There are some images that you just can not erase from your mind right?
I have quite a few.
One of those images is watching the face of a woman as I stood in a room with my hands behind my back, watching her, a daughter holding the hands of her father, as he took his last breath, and passed away.
Another image I will never forget is the face of another man, whose hand I was holding and whose face I studied, as he too moved on from this life to whatever it beyond it.
I will never forget watching a lady, whose family were travelling back from the States to be with her, battle with her breathing, and eventually become too tired to keep the fight. I sat vigil, in place of those loved ones who were in a plane above the seas. There was music playing, and I laid a rose by her hands as she slipped away.
Another image in my mind is watching another scene unfold one evening, as another person crippled with illness and disease died. That day I cradled and comforted them and silently cried as they took their last exhales. A few hours earlier, in the same shift I had nursed with a colleague someone else, and stood back watching as family said their goodbyes, and as she slipped away. By 8.30 that evening, myself, and my team (I was the Senior Care Leader) and the Clinical Nurse in Charge sat in the empty dining room, crying. Together. We cried. Myself and the Nurse went out and smoked, and smoked. And we cried, and wondered if we could keep doing what we did. But then a pager went, the ciggie’s went out, the tears were dried, and the night continued. I stayed on to support the night shift coming onto duty, and on we went …

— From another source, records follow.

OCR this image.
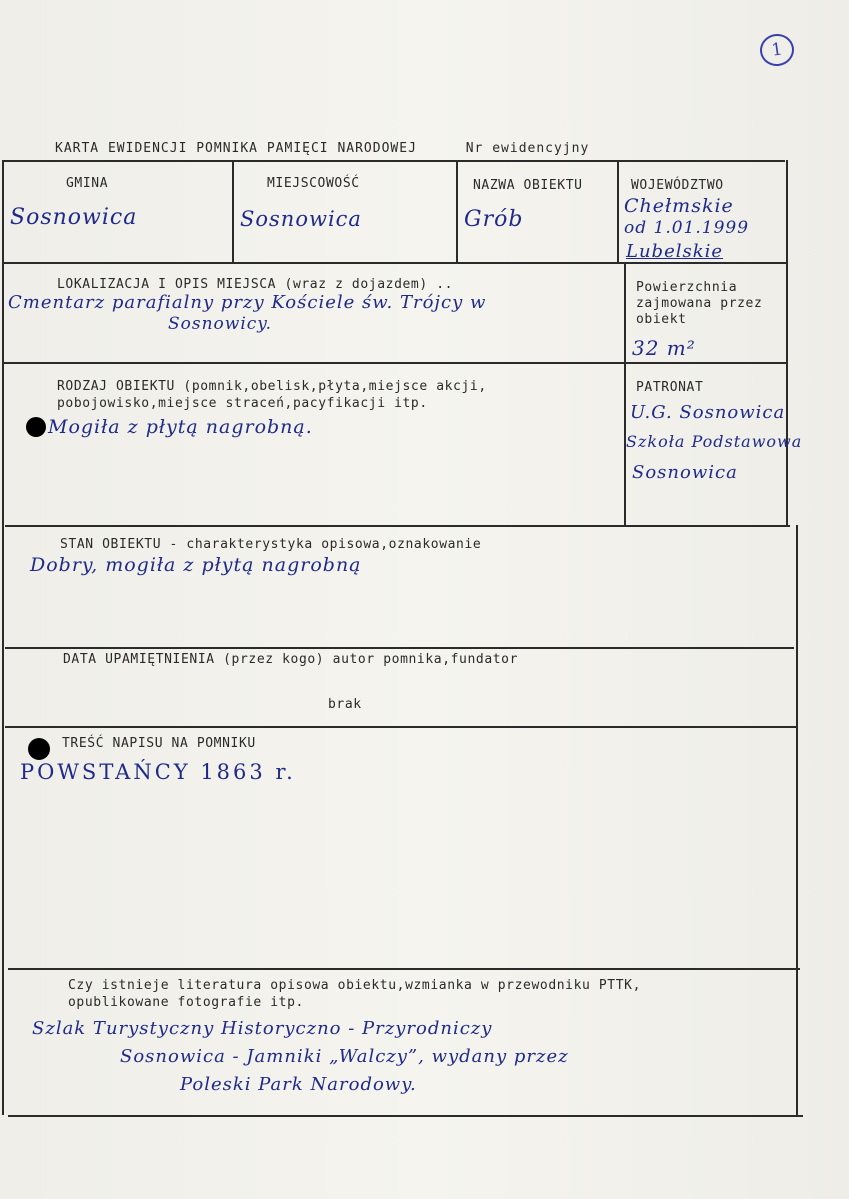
1
KARTA EWIDENCJI POMNIKA PAMIĘCI NARODOWEJ	Nr ewidencyjny
GMINA
Sosnowica
MIEJSCOWOŚĆ
Sosnowica
NAZWA OBIEKTU
Grób
WOJEWÓDZTWO
Chełmskie
od 1.01.1999
Lubelskie
LOKALIZACJA I OPIS MIEJSCA (wraz z dojazdem) ..
Cmentarz parafialny przy Kościele św. Trójcy w
Sosnowicy.
Powierzchnia
zajmowana przez
obiekt
32 m²
RODZAJ OBIEKTU (pomnik,obelisk,płyta,miejsce akcji,
pobojowisko,miejsce straceń,pacyfikacji itp.
Mogiła z płytą nagrobną.
PATRONAT
U.G. Sosnowica
Szkoła Podstawowa
Sosnowica
STAN OBIEKTU - charakterystyka opisowa,oznakowanie
Dobry, mogiła z płytą nagrobną
DATA UPAMIĘTNIENIA (przez kogo) autor pomnika,fundator
brak
TREŚĆ NAPISU NA POMNIKU
POWSTAŃCY 1863 r.
Czy istnieje literatura opisowa obiektu,wzmianka w przewodniku PTTK,
opublikowane fotografie itp.
Szlak Turystyczny Historyczno - Przyrodniczy
Sosnowica - Jamniki „Walczy”, wydany przez
Poleski Park Narodowy.
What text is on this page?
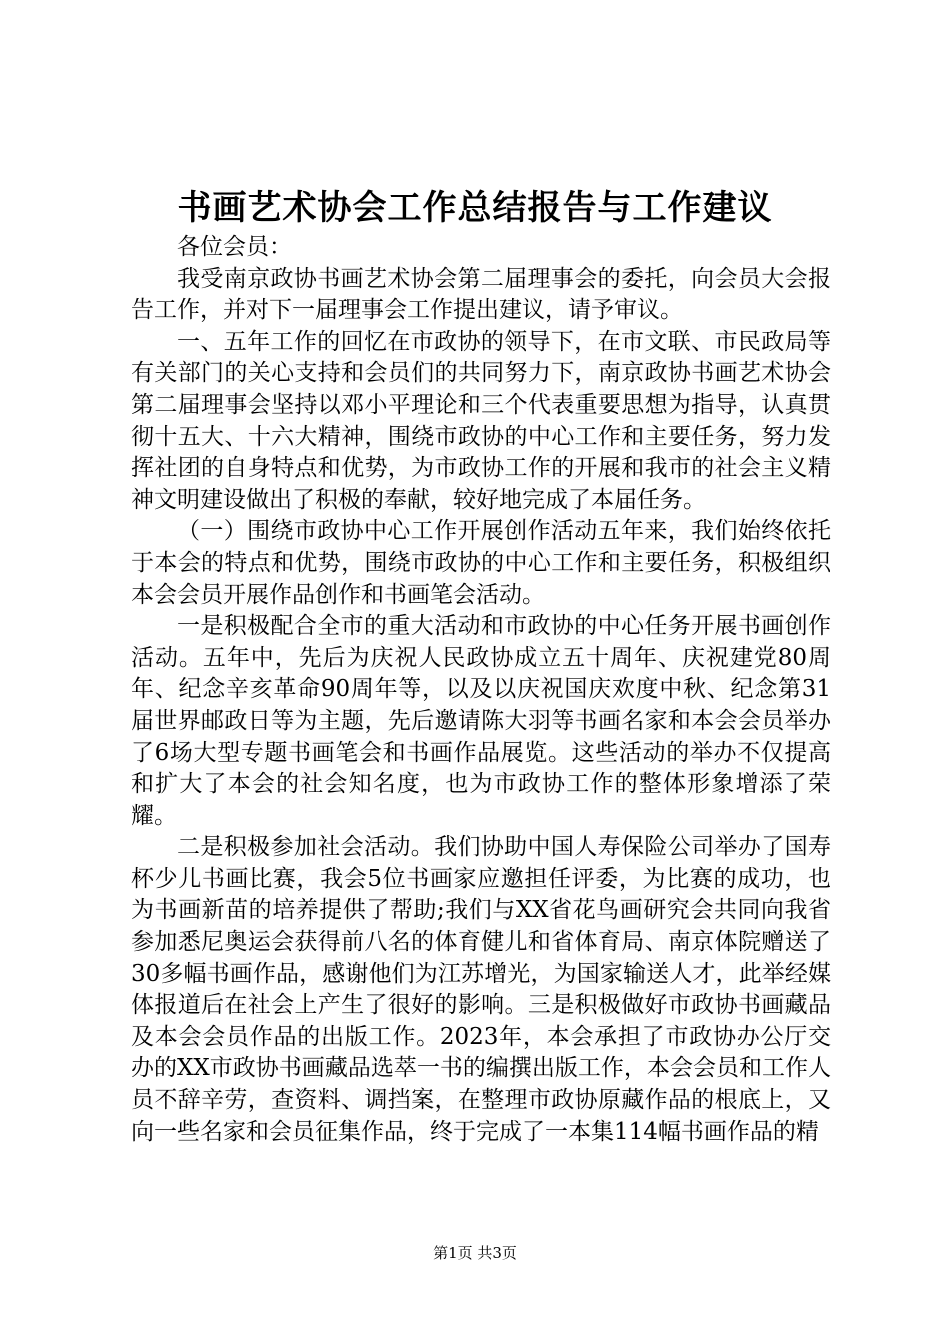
书画艺术协会工作总结报告与工作建议

各位会员：

我受南京政协书画艺术协会第二届理事会的委托，向会员大会报告工作，并对下一届理事会工作提出建议，请予审议。

一、五年工作的回忆在市政协的领导下，在市文联、市民政局等有关部门的关心支持和会员们的共同努力下，南京政协书画艺术协会第二届理事会坚持以邓小平理论和三个代表重要思想为指导，认真贯彻十五大、十六大精神，围绕市政协的中心工作和主要任务，努力发挥社团的自身特点和优势，为市政协工作的开展和我市的社会主义精神文明建设做出了积极的奉献，较好地完成了本届任务。

（一）围绕市政协中心工作开展创作活动五年来，我们始终依托于本会的特点和优势，围绕市政协的中心工作和主要任务，积极组织本会会员开展作品创作和书画笔会活动。

一是积极配合全市的重大活动和市政协的中心任务开展书画创作活动。五年中，先后为庆祝人民政协成立五十周年、庆祝建党80周年、纪念辛亥革命90周年等，以及以庆祝国庆欢度中秋、纪念第31届世界邮政日等为主题，先后邀请陈大羽等书画名家和本会会员举办了6场大型专题书画笔会和书画作品展览。这些活动的举办不仅提高和扩大了本会的社会知名度，也为市政协工作的整体形象增添了荣耀。

二是积极参加社会活动。我们协助中国人寿保险公司举办了国寿杯少儿书画比赛，我会5位书画家应邀担任评委，为比赛的成功，也为书画新苗的培养提供了帮助;我们与XX省花鸟画研究会共同向我省参加悉尼奥运会获得前八名的体育健儿和省体育局、南京体院赠送了30多幅书画作品，感谢他们为江苏增光，为国家输送人才，此举经媒体报道后在社会上产生了很好的影响。三是积极做好市政协书画藏品及本会会员作品的出版工作。2023年，本会承担了市政协办公厅交办的XX市政协书画藏品选萃一书的编撰出版工作，本会会员和工作人员不辞辛劳，查资料、调挡案，在整理市政协原藏作品的根底上，又向一些名家和会员征集作品，终于完成了一本集114幅书画作品的精

第1页 共3页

On and on I went, day in and day out. Sitting with people as they died. Comforting people, crying with people, laughing with people, remembering with people. Doing life with people, more importantly being part of the process of doing ‘end of life’ with people.
Because we are all born. And we all die. And for that season of my life, my purpose was to be there in the midst of that, in the midst of the pain, the darkness, the journey of moving on from this life to another.
See, some of you know me as @fragmentz who writes and tweet’s a lot about nothing much, which is fine, because that is what/who I tell you I am. Some of you will know me as @fragmentz who was a nursery nurse, a youth worker and a church worker. And then some of you will know me as someone who has just spent 5 years working in a nursing home, which as well as providing care for the elderly, also provided end of life care to anyone who was dying. That meant we cared for, looked after, nursed, supported and provided emotional love to people of all ages, from all backgrounds and situations who were dying.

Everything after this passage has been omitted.